Ransomware is a type of malware that infects computers and smartphones, encrypting the data on them and locking up the device, making it unusable. This is pretty bad when it happens to your personal device and you have no backup, but imagine an entire hotel full of guests locked out of their rooms because the hotel staff has been locked out of the computer system.
Ransomware is becoming alarmingly common: ordinary people are infected and have to very quickly learn what bitcoin is, and even devices like smart TVs are infected and held for ransom.
FURTHER READING: Bitcoin: What The Heck Is It, And How Does It Work?
Hospitals, offices, police stations,and even an entire public transit system have been infected with malware, and victims have paid up.
One Kansas hospital paid the ransom only to have the perpetrators come back and ask for more money.

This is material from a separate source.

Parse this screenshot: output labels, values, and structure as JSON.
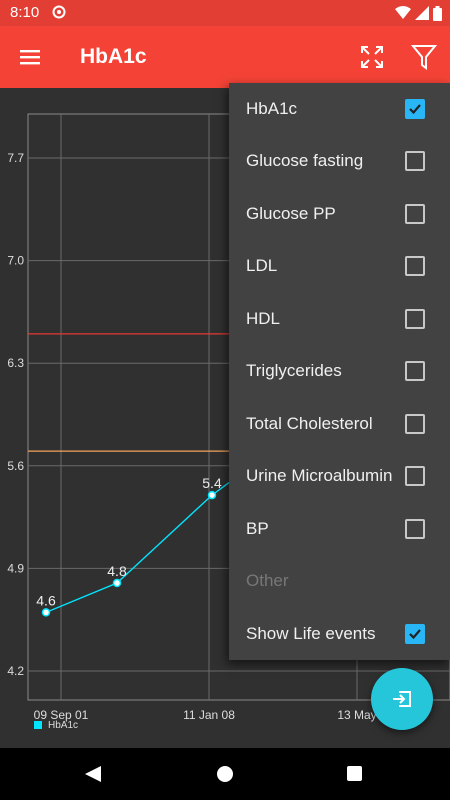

Another hotel paid $17,000 to get access to its files back.
Experts recommend restoring files from a backup (you back up your devices regularly, right?) and not paying the ransom, since the money will fund more ransomware attacks or something even more nefarious.

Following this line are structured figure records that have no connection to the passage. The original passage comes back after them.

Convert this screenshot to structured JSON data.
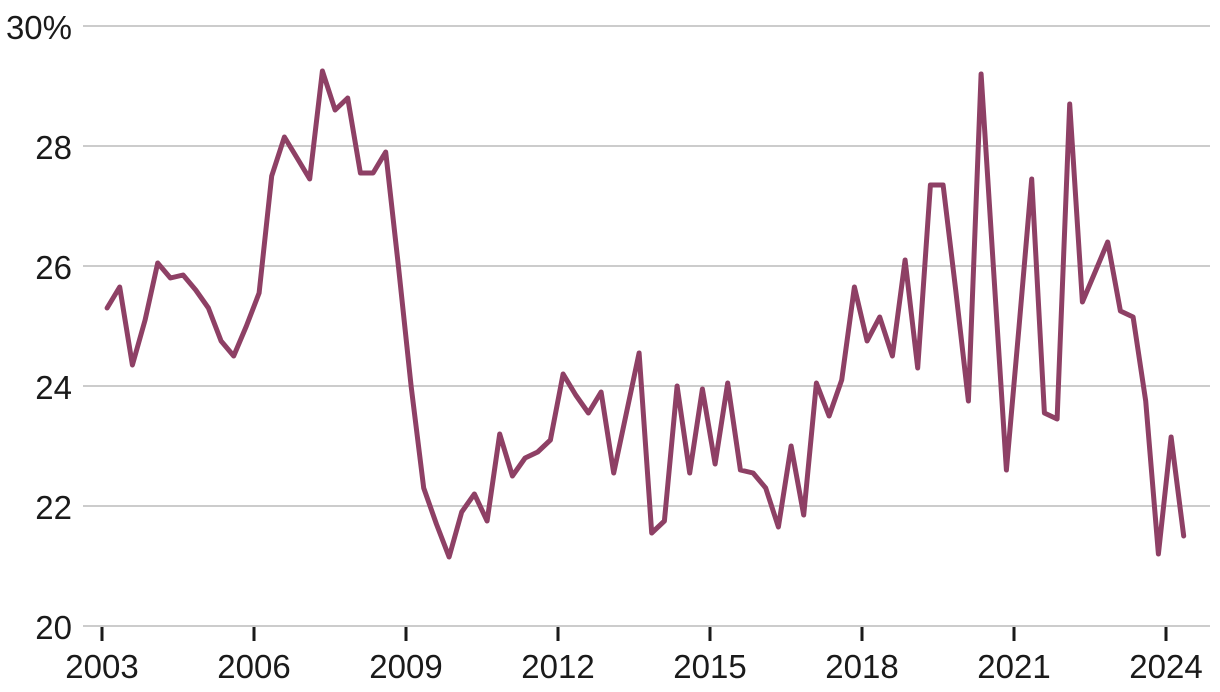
{
  "chart_data": {
    "type": "line",
    "title": "",
    "legend": "none",
    "grid": "horizontal",
    "frequency": "quarterly",
    "start_period": "2003Q1",
    "end_period": "2024Q2",
    "series": [
      {
        "name": "share-percent",
        "color": "#8e4065",
        "values": [
          25.3,
          25.65,
          24.35,
          25.1,
          26.05,
          25.8,
          25.85,
          25.6,
          25.3,
          24.75,
          24.5,
          25.0,
          25.55,
          27.5,
          28.15,
          27.8,
          27.45,
          29.25,
          28.6,
          28.8,
          27.55,
          27.55,
          27.9,
          26.0,
          24.0,
          22.3,
          21.7,
          21.15,
          21.9,
          22.2,
          21.75,
          23.2,
          22.5,
          22.8,
          22.9,
          23.1,
          24.2,
          23.85,
          23.55,
          23.9,
          22.55,
          23.55,
          24.55,
          21.55,
          21.75,
          24.0,
          22.55,
          23.95,
          22.7,
          24.05,
          22.6,
          22.55,
          22.3,
          21.65,
          23.0,
          21.85,
          24.05,
          23.5,
          24.1,
          25.65,
          24.75,
          25.15,
          24.5,
          26.1,
          24.3,
          27.35,
          27.35,
          25.6,
          23.75,
          29.2,
          25.9,
          22.6,
          25.0,
          27.45,
          23.55,
          23.45,
          28.7,
          25.4,
          25.9,
          26.4,
          25.25,
          25.15,
          23.75,
          21.2,
          23.15,
          21.5
        ]
      }
    ],
    "y_axis": {
      "min": 20,
      "max": 30,
      "ticks": [
        20,
        22,
        24,
        26,
        28,
        30
      ],
      "tick_labels": [
        "20",
        "22",
        "24",
        "26",
        "28",
        "30%"
      ]
    },
    "x_axis": {
      "tick_years": [
        2003,
        2006,
        2009,
        2012,
        2015,
        2018,
        2021,
        2024
      ],
      "tick_labels": [
        "2003",
        "2006",
        "2009",
        "2012",
        "2015",
        "2018",
        "2021",
        "2024"
      ]
    },
    "colors": {
      "line": "#8e4065",
      "gridline": "#cccccc",
      "text": "#1a1a1a",
      "tick_mark": "#1a1a1a",
      "background": "#ffffff"
    }
  }
}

The New York Times described an incident where ransomware struck a hotel in the Austrian Alps. The attack took out the key card system, leaving guests without a way to get into their rooms and keeping staff from creating new key cards.
While the hotel staff didn’t want to give in and pay the ransom of 2 bitcoin (now worth about $1,845) they were stuck between their own locked-out guests and hackers that the managing director of the hotel described as “very pushy.”
Now the hotel in Austria is considering a drastic upgrade to its security system: changing out the electronic locks for old-fashioned metal keys. You can’t reprogram them in a few seconds with a computer, but you can’t hack them, either.